SearxNG — Operator and Agent User Guide

This guide covers how operators and LLM agents interact with SearxNG: querying directly, using haiven-mcp tools, reading engine health, and troubleshooting.

Primary Usage Path: haiven-mcp

The preferred way to use SearxNG from agent context is through the haiven-mcp search/web and search/and_fetch tools. These handle engine preset selection, error handling, retry logic, and return structured results.

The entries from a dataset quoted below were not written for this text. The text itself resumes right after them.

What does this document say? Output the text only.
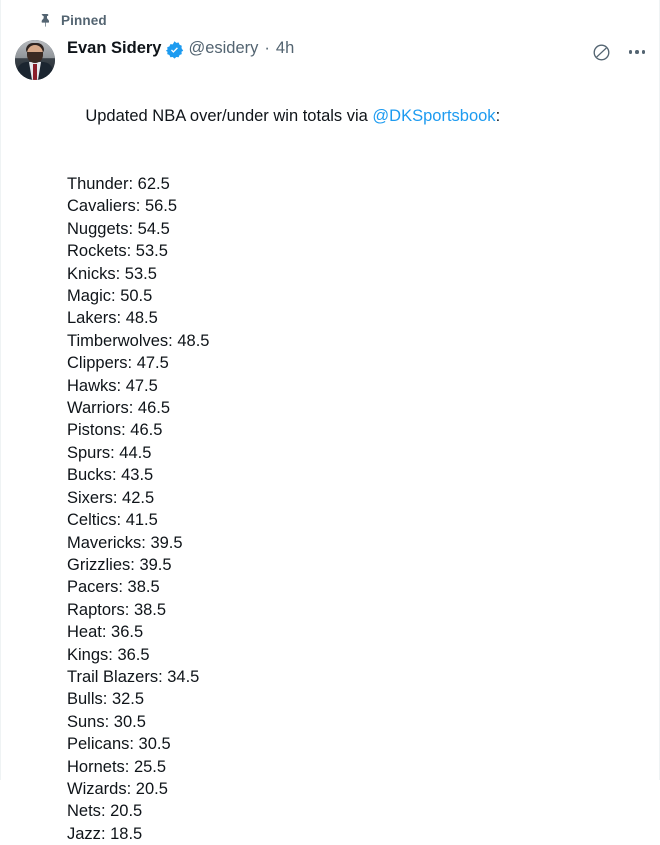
Pinned
Evan Sidery @esidery · 4h

Updated NBA over/under win totals via @DKSportsbook:

Thunder: 62.5
Cavaliers: 56.5
Nuggets: 54.5
Rockets: 53.5
Knicks: 53.5
Magic: 50.5
Lakers: 48.5
Timberwolves: 48.5
Clippers: 47.5
Hawks: 47.5
Warriors: 46.5
Pistons: 46.5
Spurs: 44.5
Bucks: 43.5
Sixers: 42.5
Celtics: 41.5
Mavericks: 39.5
Grizzlies: 39.5
Pacers: 38.5
Raptors: 38.5
Heat: 36.5
Kings: 36.5
Trail Blazers: 34.5
Bulls: 32.5
Suns: 30.5
Pelicans: 30.5
Hornets: 25.5
Wizards: 20.5
Nets: 20.5
Jazz: 18.5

search/web (JSON-RPC via haiven-mcp)

{
  "method": "tools/call",
  "params": {
    "name": "search/web",
    "arguments": {
      "query": "RAG retrieval augmented generation survey",
      "source_type": "academic",
      "num_results": 10
    }
  }
}

source_type presets (post-Phase-2 hardening — only healthy engines):

source_type Engines used
academic google scholar, crossref, arxiv, openalex
news google news, bing news
code github, gitlab, stackexchange, sourcehut
social reddit, mastodon, lemmy
primary wikipedia, wikidata
general All default engines

Notes:
- arxiv routes through Tor (searxng-tor sidecar) — was 100% failing before hardening, now 0% errors.
- pubmed, semantic scholar, reuters, yahoo news, stackoverflow, wikiquote are intentionally absent from all presets.
- brave and duckduckgo are in SearxNG's default engine pool but excluded from all mcp presets — they remain unresponsive (Cloudflare-blocked).

search/and_fetch

Same parameters as search/web, but additionally fetches and parses the content of the top result URLs. Use this when you need page content, not just snippets.

Direct HTTP Query (internal callers)

From any container on the backend network (10.10.1.0/24), SearxNG is reachable at http://searxng:8080. No authentication required (internal path bypasses Traefik and Authentik).

curl -s -X POST "http://searxng:8080/search" \
  -d "q=kubernetes ingress controller&format=json" | jq '.results[:3]'

With engine selection

curl -s -X POST "http://searxng:8080/search" \
  -d "q=arxiv transformer architecture&format=json&engines=arxiv,google+scholar" \
  | jq '.results[:5] | .[] | {title, url, engine}'

With category and time filter

curl -s -X POST "http://searxng:8080/search" \
  -d "q=AI safety&format=json&categories=news&time_range=week" \
  | jq '.results[:5] | .[] | .title'

Query parameters

Parameter Description Example
q Search query (required) docker networking
format Response format json (agents), csv, rss
categories SearxNG categories general, news, it, science
engines Comma-separated engine names arxiv,crossref,openalex
language Language code en-US
pageno Page number 1, 2
time_range Recency filter day, week, month, year
safesearch Safety level 0 (off), 1 (moderate), 2 (strict)

Response structure

{
  "query": "your query",
  "number_of_results": 42,
  "results": [
    {
      "title": "Result Title",
      "url": "https://example.com/...",
      "content": "Snippet text...",
      "engine": "google scholar",
      "score": 0.9,
      "category": "science"
    }
  ],
  "suggestions": [],
  "answers": [],
  "infoboxes": []
}

Reading Engine Health

From inside the container (most reliable — bypasses limiter)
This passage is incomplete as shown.